When adding a new figure or changing an existing one, follow the same pattern: declare an absolute viewport, per-element coordinates or a deterministic formula, and a hard-invariant check clause at the end of the description.

## Files in this skill

- `SKILL.md` - this file.
- `build_artifact.py` - Python script that calls Fireworks.
- `style_spec.json` - visual and structural spec (topic-agnostic).
- `templates/research_bundle_template.json` - empty template for new topics.
- `examples/agentic-engineering/` - reference 100-paper run (research_bundle.json + survey.html).
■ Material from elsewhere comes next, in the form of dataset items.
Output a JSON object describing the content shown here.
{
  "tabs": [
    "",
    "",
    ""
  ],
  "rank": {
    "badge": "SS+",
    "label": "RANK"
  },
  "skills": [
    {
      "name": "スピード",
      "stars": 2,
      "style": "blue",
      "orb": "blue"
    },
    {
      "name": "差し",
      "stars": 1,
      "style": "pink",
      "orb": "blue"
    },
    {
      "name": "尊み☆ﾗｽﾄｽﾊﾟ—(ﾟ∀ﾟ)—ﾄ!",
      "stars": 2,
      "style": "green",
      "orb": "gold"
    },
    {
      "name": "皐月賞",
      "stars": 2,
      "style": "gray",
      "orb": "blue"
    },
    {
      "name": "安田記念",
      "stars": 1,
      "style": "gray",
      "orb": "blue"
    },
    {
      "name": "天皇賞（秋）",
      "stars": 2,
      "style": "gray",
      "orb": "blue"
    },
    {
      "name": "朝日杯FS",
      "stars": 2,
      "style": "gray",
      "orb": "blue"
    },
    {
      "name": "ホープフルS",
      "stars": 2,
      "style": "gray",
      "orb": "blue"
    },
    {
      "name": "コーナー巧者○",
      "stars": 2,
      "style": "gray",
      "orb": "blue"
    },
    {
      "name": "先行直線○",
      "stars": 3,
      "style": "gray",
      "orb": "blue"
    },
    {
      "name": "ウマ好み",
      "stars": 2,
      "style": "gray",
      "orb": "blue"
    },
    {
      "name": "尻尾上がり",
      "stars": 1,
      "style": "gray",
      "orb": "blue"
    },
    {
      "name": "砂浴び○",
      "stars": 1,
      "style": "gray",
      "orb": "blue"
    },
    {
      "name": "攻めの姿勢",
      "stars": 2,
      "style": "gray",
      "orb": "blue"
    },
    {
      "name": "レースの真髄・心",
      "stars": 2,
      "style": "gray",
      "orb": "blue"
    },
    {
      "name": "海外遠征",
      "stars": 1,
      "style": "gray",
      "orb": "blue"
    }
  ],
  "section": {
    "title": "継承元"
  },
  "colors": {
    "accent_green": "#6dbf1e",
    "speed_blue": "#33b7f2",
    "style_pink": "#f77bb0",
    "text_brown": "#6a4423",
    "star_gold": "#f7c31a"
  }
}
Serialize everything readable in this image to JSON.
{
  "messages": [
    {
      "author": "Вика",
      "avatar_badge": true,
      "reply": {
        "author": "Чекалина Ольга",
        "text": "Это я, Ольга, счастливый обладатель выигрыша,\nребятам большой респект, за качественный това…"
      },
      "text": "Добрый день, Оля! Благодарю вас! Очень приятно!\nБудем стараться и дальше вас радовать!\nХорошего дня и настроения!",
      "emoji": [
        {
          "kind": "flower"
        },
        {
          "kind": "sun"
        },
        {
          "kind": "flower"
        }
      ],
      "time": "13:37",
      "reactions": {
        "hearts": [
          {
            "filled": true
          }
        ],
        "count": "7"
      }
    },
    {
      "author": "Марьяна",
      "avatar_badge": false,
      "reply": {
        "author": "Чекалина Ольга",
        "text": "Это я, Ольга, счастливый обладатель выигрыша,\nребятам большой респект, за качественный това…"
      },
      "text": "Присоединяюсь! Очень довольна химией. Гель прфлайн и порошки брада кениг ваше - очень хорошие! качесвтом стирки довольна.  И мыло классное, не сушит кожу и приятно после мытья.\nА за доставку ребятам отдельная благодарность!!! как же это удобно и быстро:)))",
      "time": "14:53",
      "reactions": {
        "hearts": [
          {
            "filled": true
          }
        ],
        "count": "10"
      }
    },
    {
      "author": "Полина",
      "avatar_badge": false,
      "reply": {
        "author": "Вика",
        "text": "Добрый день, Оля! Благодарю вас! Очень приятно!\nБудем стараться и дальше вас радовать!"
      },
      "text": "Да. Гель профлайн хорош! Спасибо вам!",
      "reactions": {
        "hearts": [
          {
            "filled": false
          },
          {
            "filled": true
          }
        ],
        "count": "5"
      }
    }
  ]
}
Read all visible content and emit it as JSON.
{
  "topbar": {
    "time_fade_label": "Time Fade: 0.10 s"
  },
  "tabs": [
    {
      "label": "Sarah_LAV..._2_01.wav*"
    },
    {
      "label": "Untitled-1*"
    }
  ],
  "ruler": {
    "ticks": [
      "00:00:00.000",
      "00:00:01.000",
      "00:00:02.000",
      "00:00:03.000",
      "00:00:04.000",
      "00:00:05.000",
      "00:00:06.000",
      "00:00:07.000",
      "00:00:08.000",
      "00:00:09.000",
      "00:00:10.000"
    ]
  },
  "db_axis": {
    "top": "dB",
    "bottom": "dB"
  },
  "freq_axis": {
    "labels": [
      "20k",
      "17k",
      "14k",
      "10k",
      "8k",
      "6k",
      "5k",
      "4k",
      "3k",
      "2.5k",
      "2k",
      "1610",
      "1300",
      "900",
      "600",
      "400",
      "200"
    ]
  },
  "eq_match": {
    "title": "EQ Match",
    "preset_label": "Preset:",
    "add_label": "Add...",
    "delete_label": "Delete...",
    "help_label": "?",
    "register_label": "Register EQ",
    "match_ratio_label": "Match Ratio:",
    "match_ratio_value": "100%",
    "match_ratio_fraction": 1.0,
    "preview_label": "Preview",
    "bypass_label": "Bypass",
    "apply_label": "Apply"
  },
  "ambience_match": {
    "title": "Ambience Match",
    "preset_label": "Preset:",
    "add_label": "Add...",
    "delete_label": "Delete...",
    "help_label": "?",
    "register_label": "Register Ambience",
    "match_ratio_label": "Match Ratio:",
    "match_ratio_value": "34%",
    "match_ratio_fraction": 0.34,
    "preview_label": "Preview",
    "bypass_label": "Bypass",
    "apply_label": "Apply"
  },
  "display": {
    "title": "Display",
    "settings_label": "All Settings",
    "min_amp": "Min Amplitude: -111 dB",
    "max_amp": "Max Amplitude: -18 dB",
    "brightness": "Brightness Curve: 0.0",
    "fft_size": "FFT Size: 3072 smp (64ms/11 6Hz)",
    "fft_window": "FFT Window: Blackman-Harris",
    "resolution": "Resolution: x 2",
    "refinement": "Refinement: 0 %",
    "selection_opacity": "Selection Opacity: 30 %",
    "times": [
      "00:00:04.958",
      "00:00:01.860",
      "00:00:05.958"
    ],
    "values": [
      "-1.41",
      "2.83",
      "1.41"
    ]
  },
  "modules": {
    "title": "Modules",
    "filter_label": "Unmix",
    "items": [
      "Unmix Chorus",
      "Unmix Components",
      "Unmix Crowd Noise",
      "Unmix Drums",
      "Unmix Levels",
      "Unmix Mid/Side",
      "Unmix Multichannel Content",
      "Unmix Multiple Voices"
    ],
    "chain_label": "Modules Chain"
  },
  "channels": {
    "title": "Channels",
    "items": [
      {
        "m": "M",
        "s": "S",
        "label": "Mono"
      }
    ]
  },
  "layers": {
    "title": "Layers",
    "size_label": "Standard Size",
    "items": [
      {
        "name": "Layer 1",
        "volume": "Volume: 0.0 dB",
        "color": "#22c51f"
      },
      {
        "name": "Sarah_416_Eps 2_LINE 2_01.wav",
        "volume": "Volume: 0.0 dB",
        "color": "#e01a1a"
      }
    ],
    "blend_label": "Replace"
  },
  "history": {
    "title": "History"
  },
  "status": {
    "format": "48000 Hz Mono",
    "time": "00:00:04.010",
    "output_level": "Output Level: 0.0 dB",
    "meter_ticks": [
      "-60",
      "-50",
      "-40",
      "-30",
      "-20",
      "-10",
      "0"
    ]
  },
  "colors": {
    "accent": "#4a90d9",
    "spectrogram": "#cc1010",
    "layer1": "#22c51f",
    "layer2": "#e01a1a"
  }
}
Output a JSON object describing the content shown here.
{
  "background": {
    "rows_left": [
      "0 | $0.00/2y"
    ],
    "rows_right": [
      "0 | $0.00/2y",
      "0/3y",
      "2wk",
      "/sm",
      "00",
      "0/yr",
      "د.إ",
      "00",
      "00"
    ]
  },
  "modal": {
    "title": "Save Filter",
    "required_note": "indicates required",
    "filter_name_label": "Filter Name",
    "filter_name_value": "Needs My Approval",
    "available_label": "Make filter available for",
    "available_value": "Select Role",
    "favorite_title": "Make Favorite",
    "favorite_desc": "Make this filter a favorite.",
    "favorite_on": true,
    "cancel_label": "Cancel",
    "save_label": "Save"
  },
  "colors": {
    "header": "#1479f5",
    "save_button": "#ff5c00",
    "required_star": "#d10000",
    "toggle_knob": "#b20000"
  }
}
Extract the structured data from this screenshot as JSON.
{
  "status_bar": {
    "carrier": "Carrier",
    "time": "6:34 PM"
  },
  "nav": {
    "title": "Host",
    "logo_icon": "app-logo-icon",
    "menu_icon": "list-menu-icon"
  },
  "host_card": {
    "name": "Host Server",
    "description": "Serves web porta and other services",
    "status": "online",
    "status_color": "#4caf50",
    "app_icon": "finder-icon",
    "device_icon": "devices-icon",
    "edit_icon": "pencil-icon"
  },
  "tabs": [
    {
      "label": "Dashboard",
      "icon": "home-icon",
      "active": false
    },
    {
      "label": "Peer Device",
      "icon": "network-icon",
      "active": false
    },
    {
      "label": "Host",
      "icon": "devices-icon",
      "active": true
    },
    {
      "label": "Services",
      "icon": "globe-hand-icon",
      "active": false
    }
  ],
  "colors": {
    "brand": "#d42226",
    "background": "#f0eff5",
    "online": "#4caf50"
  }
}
## Hard rules the agent must follow

1. Never invent bibliography entries. Every cited paper must be a real work with a real venue.
2. Every section's `papers` array must reference keys in the bibliography.
3. Never edit the generated HTML. Iterate on `research_bundle.json` or `style_spec.json` and rerun.
4. Do not modify the hard rules in `style_spec.json.hard_rules_for_generation`.
5. Keep the style_spec topic-agnostic. Topic-specific content lives only in `research_bundle.json`.
6. Do not use em dashes or arrow symbols in the research bundle prose fields.


## Limitations

- Requires the upstream tool, account, API key, or local setup when the workflow names one.
- Does not authorize destructive, production, paid, or external-message actions without explicit user approval.
- Validate generated artifacts or recommendations against the user's real sources before treating them as final.